Kass Morgan studierte Literaturwissenschaft an der Brown University und in Oxford. Derzeit lebt sie als Lektorin und freie Autorin in Brooklyn. Noch vor Erscheinen ihres ersten Buches, »Die 100«, konnte sie bereits die Rechte der Serienverfilmung verkaufen. »Die 100« schaffte es auf Anhieb auf die SPIEGEL-Bestsellerliste, und auch mit den Folgebänden der Serie, »Die 100 - Tag 21«, »Die 100 - Die Heimkehr« und »Die 100 - Rebellion«, knüpfte Kass Morgan an ihren sensationellen Erfolg an.

1

G18

Glass’ Hand war klebrig vom Blut ihrer Mutter. Die Erkenntnis kam langsam, wie durch dichten Nebel, als gehöre die Hand jemand anderem, als wäre das Blut daran ein Bild aus einem Albtraum. Aber es war ihre Hand, und das Blut war echt.

Glass saß wieder angeschnallt in ihrem Sitz, jemand drückte ihre linke Hand. Es war Luke. Er hatte sie nicht mehr losgelassen, seit er Glass von ihrer toten Mutter weggezerrt und zu ihrem Sitz getragen hatte. Er drückte ihre Finger so fest, als wollte er den Schmerz herauspressen, der durch ihre Adern pulsierte, und ihn in seinen eigenen Körper saugen. Glass versuchte, alles auszublenden außer der Wärme von Lukes Hand, dem kräftigen Druck seiner Finger, der selbst dann nicht nachließ, als der Transporter in die Erdatmosphäre eintauchte und heftig zu rütteln begann. Noch vor wenigen Minuten hatten sie direkt nebeneinander gesessen – Mutter und Tochter, bereit, gemeinsam eine neue Welt zu entdecken. Doch jetzt war sie tot, erschossen von einem Gardisten, der unbedingt einen Platz auf diesem Transporter wollte. Denn dies war die letzte Gelegenheit, die todgeweihte Kolonie zu verlassen.

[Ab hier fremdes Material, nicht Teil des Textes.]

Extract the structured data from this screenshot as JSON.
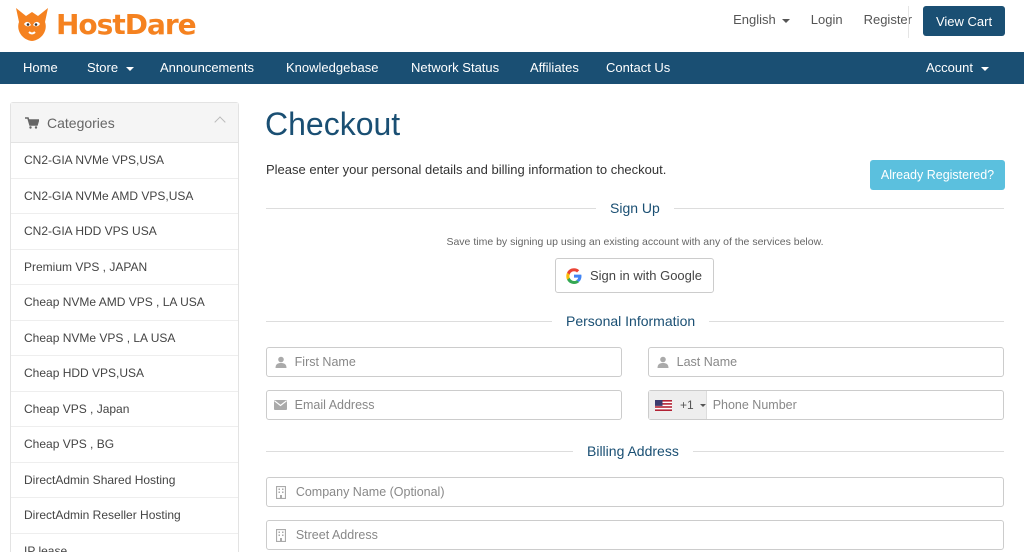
{
  "brand": {
    "name_part1": "Host",
    "name_part2": "Dare"
  },
  "header": {
    "language": "English",
    "login": "Login",
    "register": "Register",
    "view_cart": "View Cart"
  },
  "nav": {
    "items": [
      "Home",
      "Store",
      "Announcements",
      "Knowledgebase",
      "Network Status",
      "Affiliates",
      "Contact Us"
    ],
    "account": "Account"
  },
  "sidebar": {
    "title": "Categories",
    "items": [
      "CN2-GIA NVMe VPS,USA",
      "CN2-GIA NVMe AMD VPS,USA",
      "CN2-GIA HDD VPS USA",
      "Premium VPS , JAPAN",
      "Cheap NVMe AMD VPS , LA USA",
      "Cheap NVMe VPS , LA USA",
      "Cheap HDD VPS,USA",
      "Cheap VPS , Japan",
      "Cheap VPS , BG",
      "DirectAdmin Shared Hosting",
      "DirectAdmin Reseller Hosting",
      "IP lease"
    ]
  },
  "main": {
    "title": "Checkout",
    "intro": "Please enter your personal details and billing information to checkout.",
    "already_registered": "Already Registered?",
    "signup_title": "Sign Up",
    "signup_note": "Save time by signing up using an existing account with any of the services below.",
    "google_label": "Sign in with Google",
    "personal_title": "Personal Information",
    "billing_title": "Billing Address",
    "fields": {
      "first_name": "First Name",
      "last_name": "Last Name",
      "email": "Email Address",
      "phone_code": "+1",
      "phone": "Phone Number",
      "company": "Company Name (Optional)",
      "street": "Street Address"
    }
  },
  "colors": {
    "brand_orange": "#f58220",
    "nav_blue": "#1a4f73",
    "info_button": "#5bc0de"
  }
}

Glass presste die Augenlider zusammen und versuchte, die Bilder aus ihrem Geist zu verbannen: ihre Mutter, die lautlos zu Boden sank. Wie sie neben ihrer röchelnden und stöhnenden Mutter kniete und doch nichts tun konnte, um die Blutung zu stoppen. Wie sie den Kopf ihrer Mutter auf ihren Schoß bettete und ihr Schluchzen niederkämpfte, um ihr zu sagen, wie sehr sie sie liebte. Wie der dunkle Fleck auf dem Kleid ihrer Mutter sich immer weiter ausbreitete und alles Leben aus dem sterbenden Körper wich. Dann die plötzlich erschlaffenden Gesichtszüge, nur einen Wimpernschlag nach den letzten Worten, die ihre Mutter je sagen würde: »Ich bin so stolz auf dich.«

Doch die Bilder verschwanden nicht, genauso wenig wie die schreckliche Wahrheit. Ihre Mutter war tot, und jetzt jagte Glass mit Luke der Erde entgegen, wo sie jeden Moment aufschlagen würden. Das Schütteln wurde immer heftiger, der Lärm lauter, doch Glass bekam es kaum mit. Sie spürte nur vage, wie die Gurte in ihren Brustkorb schnitten, während sie ruckartig von links nach rechts geschleudert wurde. Doch der Schmerz in ihrem Innern war weit schlimmer.

Wenn überhaupt, hatte sie sich Trauer immer als eine Art Gewicht vorgestellt, das auf einem lastete. Aber die alte Glass hatte sich kaum mit Schmerz beschäftigt. Das hatte sich erst mit dem Tod der Mutter ihres besten Freundes Wells geändert, als sie ihn, wie von einem unsichtbaren, tonnenschweren Gewicht gebeugt, durch die Flure des Schiffs schlurfen sah. Doch Glass spürte keine Last. Sie fühlte sich leer und ausgehöhlt, als hätte irgendetwas alle Gefühle aus ihrem Körper gesaugt. Das Einzige, was sie daran erinnerte, dass sie noch lebte, war die tröstende Berührung von Lukes Hand.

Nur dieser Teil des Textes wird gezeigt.